Well it depends what you read, what you think and what you believe. RICS this week are reporting a modest recovery following ‘post Brexit jitters’ in buyer demand. Still close to historic lows but a recovery all the same. Rightmove have released a 30 percent ‘bounce’ in buy to let enquires since May. Connells have seen a 24% month on month increase in valuations from August to September. Now of course these could all be explicably linked to foreign investors and a cheaper pound. It would be clumsy to not note this. And clumsy because it has a real bearing. The average age of a first time buyer is now at 33, climbing from 30 in the last 20 years. Not a significant increase you might think, especially with people working longer and living longer. But the interesting facts go on, because only 33% of 25 – 33 year olds have a mortgage (English Housing Survey 2015). So only one in three own their own house at the average age of first time buying. So the answer is surely there must be lots of rental properties to house this ever expanding population of people that can’t jump on the ladder? Well, no. Let’s head back to RICS who just last month announced that an additional 1.8 MILLION more households will be looking to rent by 2025. And further more consider this: The number of UK households renting property rose from 2.3 million in 2001 to 5.4 million in 2014, according to Rics.

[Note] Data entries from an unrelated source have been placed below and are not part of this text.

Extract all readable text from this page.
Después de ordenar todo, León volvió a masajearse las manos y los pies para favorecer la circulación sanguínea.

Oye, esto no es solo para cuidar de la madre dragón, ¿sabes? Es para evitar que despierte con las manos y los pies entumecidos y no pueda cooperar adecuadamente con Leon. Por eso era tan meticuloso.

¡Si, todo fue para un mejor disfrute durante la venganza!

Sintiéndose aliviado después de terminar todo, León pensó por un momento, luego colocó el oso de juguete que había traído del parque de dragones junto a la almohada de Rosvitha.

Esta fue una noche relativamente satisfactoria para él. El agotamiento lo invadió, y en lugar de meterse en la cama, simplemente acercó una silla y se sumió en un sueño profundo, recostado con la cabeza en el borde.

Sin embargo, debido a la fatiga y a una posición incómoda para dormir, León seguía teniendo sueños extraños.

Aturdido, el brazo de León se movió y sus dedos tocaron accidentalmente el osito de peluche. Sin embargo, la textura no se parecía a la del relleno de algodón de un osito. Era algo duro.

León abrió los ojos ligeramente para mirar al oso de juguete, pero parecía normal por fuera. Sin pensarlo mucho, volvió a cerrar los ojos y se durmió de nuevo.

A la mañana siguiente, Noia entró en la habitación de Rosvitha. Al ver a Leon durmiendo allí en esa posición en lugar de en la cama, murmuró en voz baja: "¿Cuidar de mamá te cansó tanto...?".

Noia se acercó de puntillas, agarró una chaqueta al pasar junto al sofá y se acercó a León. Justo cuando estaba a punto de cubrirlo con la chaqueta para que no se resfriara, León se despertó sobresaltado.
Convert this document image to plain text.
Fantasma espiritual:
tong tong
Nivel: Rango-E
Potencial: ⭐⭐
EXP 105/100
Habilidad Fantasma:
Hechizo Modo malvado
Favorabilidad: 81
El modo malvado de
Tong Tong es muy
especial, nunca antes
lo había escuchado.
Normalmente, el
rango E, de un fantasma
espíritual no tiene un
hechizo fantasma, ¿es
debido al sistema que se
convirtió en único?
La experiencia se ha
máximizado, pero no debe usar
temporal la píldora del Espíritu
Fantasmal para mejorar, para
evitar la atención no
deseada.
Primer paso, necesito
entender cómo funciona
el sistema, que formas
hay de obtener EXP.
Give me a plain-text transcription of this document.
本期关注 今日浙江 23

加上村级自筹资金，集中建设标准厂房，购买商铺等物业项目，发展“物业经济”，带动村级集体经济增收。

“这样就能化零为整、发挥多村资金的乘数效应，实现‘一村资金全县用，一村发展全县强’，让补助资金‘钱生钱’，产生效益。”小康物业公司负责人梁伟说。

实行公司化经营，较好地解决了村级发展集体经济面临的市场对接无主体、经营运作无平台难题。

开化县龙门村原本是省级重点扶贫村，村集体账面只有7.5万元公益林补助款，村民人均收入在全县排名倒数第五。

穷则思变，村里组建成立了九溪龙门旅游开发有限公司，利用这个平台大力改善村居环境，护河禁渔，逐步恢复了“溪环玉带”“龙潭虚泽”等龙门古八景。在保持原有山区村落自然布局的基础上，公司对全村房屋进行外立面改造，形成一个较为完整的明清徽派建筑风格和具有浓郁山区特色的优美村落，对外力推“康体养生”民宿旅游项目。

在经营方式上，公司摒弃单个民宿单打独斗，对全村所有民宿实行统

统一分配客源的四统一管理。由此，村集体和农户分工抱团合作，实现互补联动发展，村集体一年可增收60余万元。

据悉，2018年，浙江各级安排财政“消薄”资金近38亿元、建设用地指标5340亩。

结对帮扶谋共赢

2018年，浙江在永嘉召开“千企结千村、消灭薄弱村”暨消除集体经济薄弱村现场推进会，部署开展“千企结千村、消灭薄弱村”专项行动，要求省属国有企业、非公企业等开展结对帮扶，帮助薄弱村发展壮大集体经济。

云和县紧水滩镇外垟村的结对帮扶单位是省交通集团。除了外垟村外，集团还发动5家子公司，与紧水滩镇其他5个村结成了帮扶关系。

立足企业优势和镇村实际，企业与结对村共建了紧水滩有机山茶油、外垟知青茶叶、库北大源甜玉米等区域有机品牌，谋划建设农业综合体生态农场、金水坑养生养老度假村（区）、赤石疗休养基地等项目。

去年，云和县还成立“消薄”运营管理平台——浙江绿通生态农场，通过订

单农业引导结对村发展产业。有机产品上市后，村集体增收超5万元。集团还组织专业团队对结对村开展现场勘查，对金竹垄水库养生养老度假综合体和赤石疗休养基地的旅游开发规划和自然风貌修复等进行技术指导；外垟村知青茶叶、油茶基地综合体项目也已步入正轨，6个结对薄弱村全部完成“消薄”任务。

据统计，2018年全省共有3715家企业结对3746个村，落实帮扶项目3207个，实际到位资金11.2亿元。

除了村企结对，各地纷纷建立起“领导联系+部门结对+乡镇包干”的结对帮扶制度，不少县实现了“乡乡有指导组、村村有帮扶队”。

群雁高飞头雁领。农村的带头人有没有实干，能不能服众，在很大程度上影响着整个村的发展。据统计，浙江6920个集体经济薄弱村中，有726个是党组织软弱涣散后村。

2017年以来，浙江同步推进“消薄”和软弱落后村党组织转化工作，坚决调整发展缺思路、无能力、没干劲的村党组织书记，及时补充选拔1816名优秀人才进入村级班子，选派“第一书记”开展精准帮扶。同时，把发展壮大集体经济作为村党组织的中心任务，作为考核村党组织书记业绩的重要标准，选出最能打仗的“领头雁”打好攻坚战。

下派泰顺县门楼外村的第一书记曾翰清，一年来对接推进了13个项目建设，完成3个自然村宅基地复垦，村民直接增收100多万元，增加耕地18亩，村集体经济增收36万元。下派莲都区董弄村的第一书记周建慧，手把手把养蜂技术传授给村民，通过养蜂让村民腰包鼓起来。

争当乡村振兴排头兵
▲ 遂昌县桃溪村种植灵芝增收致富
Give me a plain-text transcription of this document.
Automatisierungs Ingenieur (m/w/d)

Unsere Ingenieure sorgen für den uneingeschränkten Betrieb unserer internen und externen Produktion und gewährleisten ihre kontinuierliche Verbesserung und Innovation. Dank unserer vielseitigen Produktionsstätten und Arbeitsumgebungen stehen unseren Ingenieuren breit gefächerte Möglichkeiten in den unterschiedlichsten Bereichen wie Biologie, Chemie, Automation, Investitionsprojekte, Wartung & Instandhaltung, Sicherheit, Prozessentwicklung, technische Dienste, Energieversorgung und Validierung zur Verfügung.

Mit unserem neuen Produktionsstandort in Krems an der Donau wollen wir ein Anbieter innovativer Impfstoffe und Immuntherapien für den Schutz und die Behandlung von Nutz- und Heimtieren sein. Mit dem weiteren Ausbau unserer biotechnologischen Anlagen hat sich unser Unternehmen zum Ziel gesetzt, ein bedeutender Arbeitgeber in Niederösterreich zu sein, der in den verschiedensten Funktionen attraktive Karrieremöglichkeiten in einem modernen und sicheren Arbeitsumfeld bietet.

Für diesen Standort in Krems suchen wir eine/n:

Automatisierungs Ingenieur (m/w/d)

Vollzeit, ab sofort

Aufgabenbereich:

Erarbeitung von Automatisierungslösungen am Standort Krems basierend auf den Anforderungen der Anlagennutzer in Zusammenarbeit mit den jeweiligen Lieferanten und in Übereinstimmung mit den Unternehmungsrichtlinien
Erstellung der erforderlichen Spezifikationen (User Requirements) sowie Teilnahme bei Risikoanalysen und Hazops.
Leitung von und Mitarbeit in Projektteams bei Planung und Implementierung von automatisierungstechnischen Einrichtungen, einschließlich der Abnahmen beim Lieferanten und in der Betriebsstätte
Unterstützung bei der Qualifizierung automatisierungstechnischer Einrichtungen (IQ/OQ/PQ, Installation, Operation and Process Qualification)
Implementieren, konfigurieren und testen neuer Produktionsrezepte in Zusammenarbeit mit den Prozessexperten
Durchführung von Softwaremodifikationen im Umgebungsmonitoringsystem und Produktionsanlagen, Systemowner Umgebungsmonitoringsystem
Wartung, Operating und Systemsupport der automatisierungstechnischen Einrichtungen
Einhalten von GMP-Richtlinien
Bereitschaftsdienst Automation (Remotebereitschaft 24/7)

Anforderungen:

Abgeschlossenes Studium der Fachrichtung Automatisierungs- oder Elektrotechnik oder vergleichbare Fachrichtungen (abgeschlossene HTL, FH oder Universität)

In 2007 the government whitepaper concerning new houses stated, ‘In 2007 the Government set a target of increasing the supply of housing to 240,000 additional homes per year by 2016. Within this overall target was a commitment to deliver at least 70,000 affordable homes per year by 2010-11, of which 45,000 were to be new social rented homes.  There was debate over whether this target would meet the demand for new housing and deal with the backlog of unmet housing need.’ (source – parliament papers – housing supply and demand). We are now in 2016. Last year circa 146,000 houses were built. 94,000 short on that target. A variety of politicians will talk about new house volumes but we are still at a point where the housing market would need to build an additional 33% to hit 200,000 houses, let alone 240,000. If you are crude with the math you might suggest that the void is potentially over a million houses short comparative to ten years ago, which already had its own shortage!

So that’s a lot for anyone to take in, but the point is this, even with the challenges of Brexit, even with weak sterling and a buoyant FTSE 100 performance, we remain critically low on housing stock. The challenge with any transition period is not waiting, or wallowing, whilst decisions are made. Confidence is a habit. Gloom is its nemesis. The housing market can’t afford any of us to be gloomy. Personally, I believe the future capability of future generations to purchase their own house lies with us all in this sector.